Hace unos días estábamos en la terraza de un bar desayunando media tostada de tortilla patria frente a una playa paradisíaca, completamente vacía, cuando observo que no nos quita el ojo de encima un tipo larguirucho, rasgos orientales y de larguísimo pelo lacio. Al poco de estar sentados se dirige a nosotros:
—Pero ¿es que no me conocéis? No me lo puedo creer. ¿De verdad que no? —preguntó sonriendo.
Y yo, que tengo fama de buen fisonomista, pensé en todas las tiendas de chinos a las que acudo a comprar incienso, en el japonés donde el sushi y en el disidente norcoreano enemigo de Kim Jong-un que vende piezas de segunda mano de KIA (marca de automóviles de Corea del Sur), pero nada.
—¡Sí, claro! —disimulé, pero el otro, curtido en mil noches y resacas ibicencas, se dio cuenta al instante de mi engañifa y que no tenía ni la más mínima idea de quién era y se puso a hacer eléctricos gestos con ambas manos sobre los platos que había sobre su mesa.
—Steve Aoki, coño, ¡soy el mismísimo DJ Steve Aoki! —dijo con entusiasmo abriendo los brazos y sin mostrar ningún atisbo de decepción por nuestro grave desconocimiento. Raudo busqué su nombre en internet, por si en realidad fuese algún personaje del programa Humor Amarillo, pero efectivamente era quien nos aseguraba ser.
Y a pesar de ser asimismo un acreditado melómano, no conocía nada de su música, pero tampoco quise confesarle abiertamente que no me gustaban los pinchadiscos, por lo que seguí haciendo mi papel al tiempo que silbaba lo primero que se me vino a la cabeza cargando la melodía de ritmo discotequero chunga-chunga y ayudándome de los cubiertos y el plato para generar aún más ruido y confusión. El diyey se puso entonces a hablar con el camarero, señaló nuestra mesa, y a los diez minutos éste le trajo una enorme tortilla de patatas hecha con al menos una docena de huevos de gallinas camperas.
—Pues para desayunar son aún mejor los callos muy muy picantes; no te marches sin probarlos, Steve —ya lleno de confianza me hice el interesante pensando de paso en el poema de Fernando Pessoa—, «tripes», «corns» —le aconsejé recordando las palabras correctas en inglés mientras Aoki abría los ojos como platos occidentales.
—Oh, thank you very much, thanks, my friend; it will be the next thing I order to eat —contestó agradecido por la recomendación—. Me habéis caído bien incluso sin que me conozcáis, que os he pillado, 'joputas —dijo guiñando un ojo al tiempo que esbozaba una sonrisa y aparecían unos perfectos dientes de virginal blancor—. Esta noche pincho en el Dreambeach Festival; aquí os lo apunto—, y nos escribe su número de teléfono en una servilleta de típico bar español, de esas que absorber y limpiar poco, pero que tampoco esperes encontrártelas fuera de la península—. ¡Llamadme y entráis conmigo al recinto y así me escucháis darle estopa a los artilugios! —exclamó con un buen trozo de tortilla en la boca y repitiendo los mismos gestos que hizo con las manos cuando se nos presentó.

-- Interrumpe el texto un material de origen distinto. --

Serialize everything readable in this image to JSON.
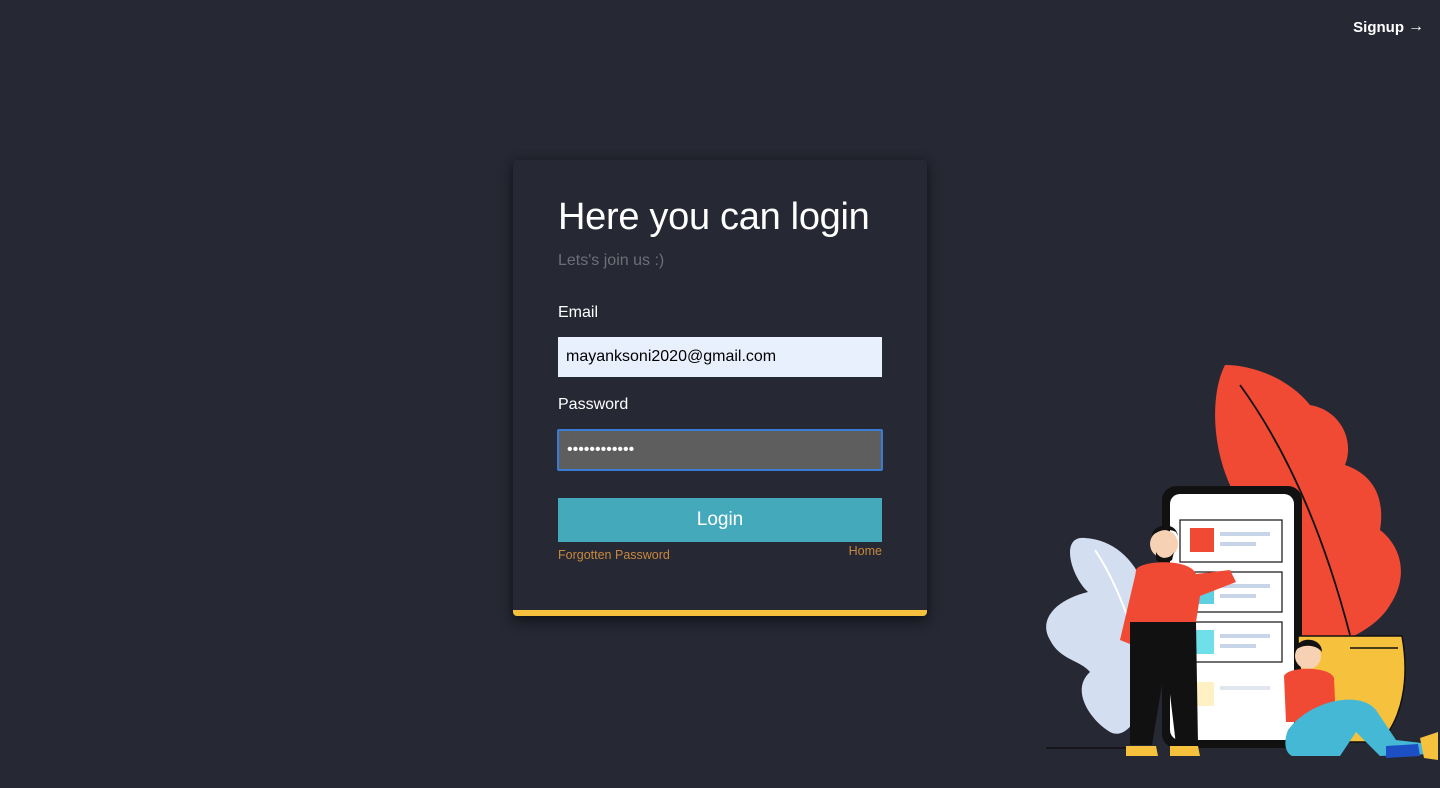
{
  "header": {
    "signup_label": "Signup",
    "signup_arrow": "→"
  },
  "login": {
    "title": "Here you can login",
    "subtitle": "Lets's join us :)",
    "email_label": "Email",
    "email_value": "mayanksoni2020@gmail.com",
    "password_label": "Password",
    "password_value": "••••••••••••",
    "submit_label": "Login",
    "forgot_label": "Forgotten Password",
    "home_label": "Home"
  },
  "colors": {
    "background": "#262834",
    "accent_border": "#f6c23e",
    "button": "#45a9bc",
    "link": "#c8873e"
  },
  "illustration": {
    "description_icon": "people-with-phone-and-plant-illustration"
  }
}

Esa misma tarde, antes de la cena, comencé a padecer una fiebre muy alta que durante la noche me sumergió en esa surrealista colección de delirios y pesadillas que suelo sufrir en estos casos, presenciando una legión de guerreros chinos de terracota a mi alrededor saltando enloquecidos sobre la cama, arrancando mi almohada y llevándome en volandas por toda la casa como si estuviese muerto y corpore insepulto mientras escuchaba nítidamente el retumbar diabólico de la música de Steve Aoki a 20 km de distancia.
Al día siguiente de la actuación de Aoki las crónicas periodísticas explicaban que durante el concierto el disyóquey no paraba de repetir los callos: «los callos, los callos», decía entre canción y canción.
(8/VIII/2025. Sueño delirante de una noche de verano bajo de los efectos de la fiebre.)